Но старуха смотрела на смеющихся детей.
Губы у старухи побледнели. Стали голубоватыми.
— Дети, — сказала она.
Дети шли мимо. Махали руками. Топали, маршируя. Толкались. Вертели головами.
— Что-что?
— Я поняла. Им нужны дети.
У Шурки всё дрогнуло перед глазами. Серая площадь медленно поехала в сторону, как огромная карусель.
А школьники шли и шли. Барабаны били. Горны трубили. Воздух раскалывался от их рева. «Ура! Ура! Ура!» Над их головами качался усатый-носатый портрет. «Друг детей» — было написано под ним огромными буквами.

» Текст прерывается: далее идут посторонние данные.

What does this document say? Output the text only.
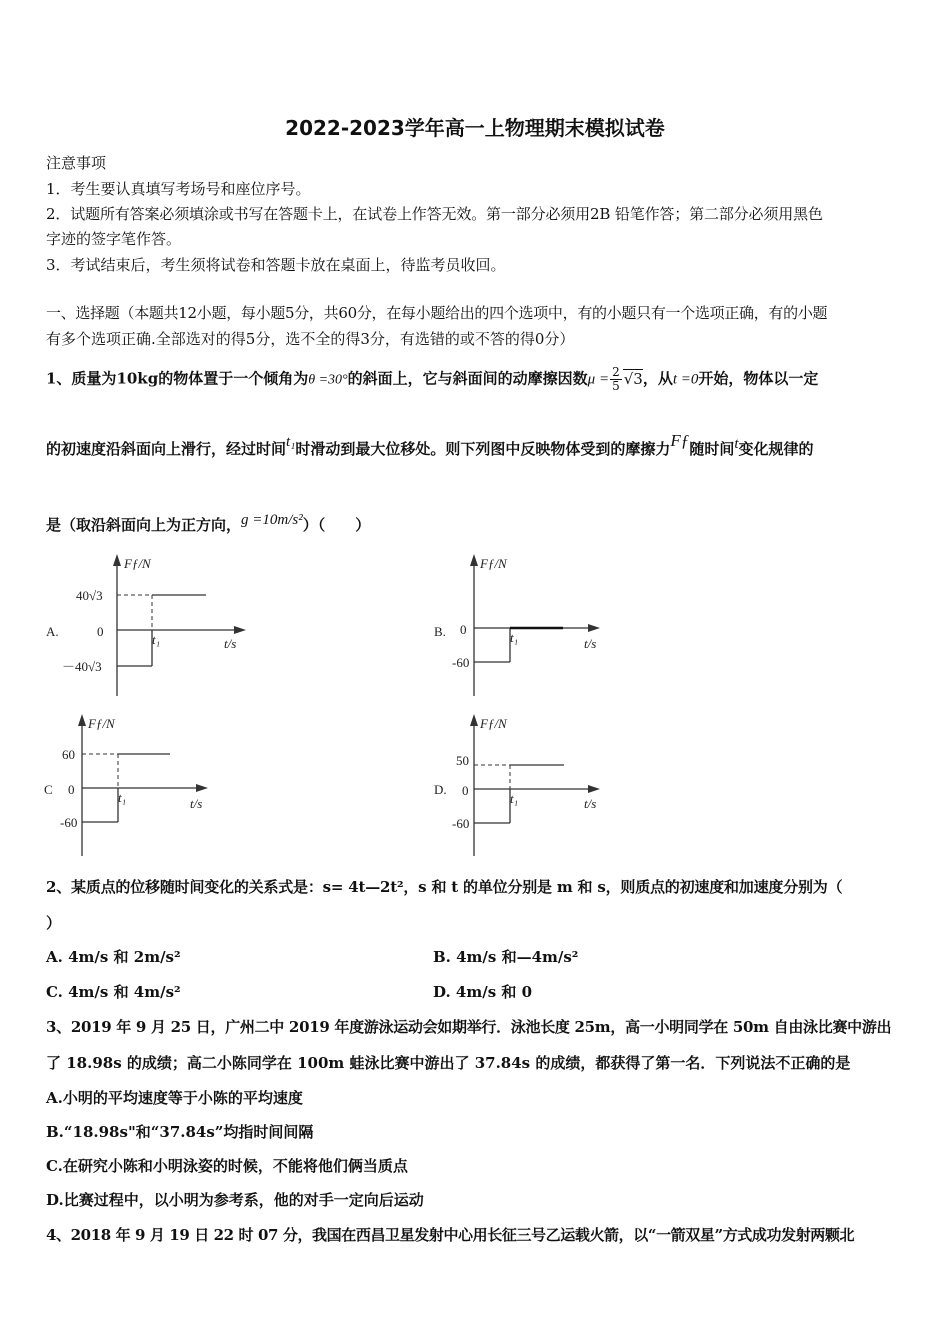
2022-2023学年高一上物理期末模拟试卷
注意事项
1．考生要认真填写考场号和座位序号。
2．试题所有答案必须填涂或书写在答题卡上，在试卷上作答无效。第一部分必须用2B 铅笔作答；第二部分必须用黑色
字迹的签字笔作答。
3．考试结束后，考生须将试卷和答题卡放在桌面上，待监考员收回。
一、选择题（本题共12小题，每小题5分，共60分，在每小题给出的四个选项中，有的小题只有一个选项正确，有的小题
有多个选项正确.全部选对的得5分，选不全的得3分，有选错的或不答的得0分）
1、质量为10kg的物体置于一个倾角为θ =30°的斜面上，它与斜面间的动摩擦因数$\mu = \frac{2}{5} √3$，从t =0开始，物体以一定
的初速度沿斜面向上滑行，经过时间t₁时滑动到最大位移处。则下列图中反映物体受到的摩擦力Fƒ随时间t变化规律的
是（取沿斜面向上为正方向，g =10m/s²）（　　）
A.
Fƒ/N
t/s
40√3
0
－40√3
t₁
B.
Fƒ/N
t/s
0
-60
t₁
C
Fƒ/N
t/s
60
0
-60
t₁
D.
Fƒ/N
t/s
50
0
-60
t₁
2、某质点的位移随时间变化的关系式是：s= 4t—2t²，s 和 t 的单位分别是 m 和 s，则质点的初速度和加速度分别为（
）
A. 4m/s 和 2m/s²	B. 4m/s 和—4m/s²
C. 4m/s 和 4m/s²	D. 4m/s 和 0
3、2019 年 9 月 25 日，广州二中 2019 年度游泳运动会如期举行．泳池长度 25m，高一小明同学在 50m 自由泳比赛中游出
了 18.98s 的成绩；高二小陈同学在 100m 蛙泳比赛中游出了 37.84s 的成绩，都获得了第一名．下列说法不正确的是
A.小明的平均速度等于小陈的平均速度
B.“18.98s"和“37.84s”均指时间间隔
C.在研究小陈和小明泳姿的时候，不能将他们俩当质点
D.比赛过程中，以小明为参考系，他的对手一定向后运动
4、2018 年 9 月 19 日 22 时 07 分，我国在西昌卫星发射中心用长征三号乙运载火箭，以“一箭双星”方式成功发射两颗北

Шурка схватился за фонарный столб.
Друг детей. Ворон — друг детей.
Дети Ворона! Так вот зачем хватали родителей! Чтобы забрать детей.
Обзывали врагами, вредителями, шпионами их честных мам и пап, теть и дядь, бабушек и дедушек.
Детей кормили таинственной слизью. Давали новые имена. Одевали одинаково. Бубнили им одно и то же, пока голова не превращалась в заезженную пластинку с записью.
Серый дом был фабрикой.
Туда свозили детей. Тань, Шурок, Бобок, Зой, Кать, Коль, Наташ, Миш, Лид, Петек, Вовок. И делали из них Рэев, Маев, Сталин, Кир, Владленов. Детей Ворона!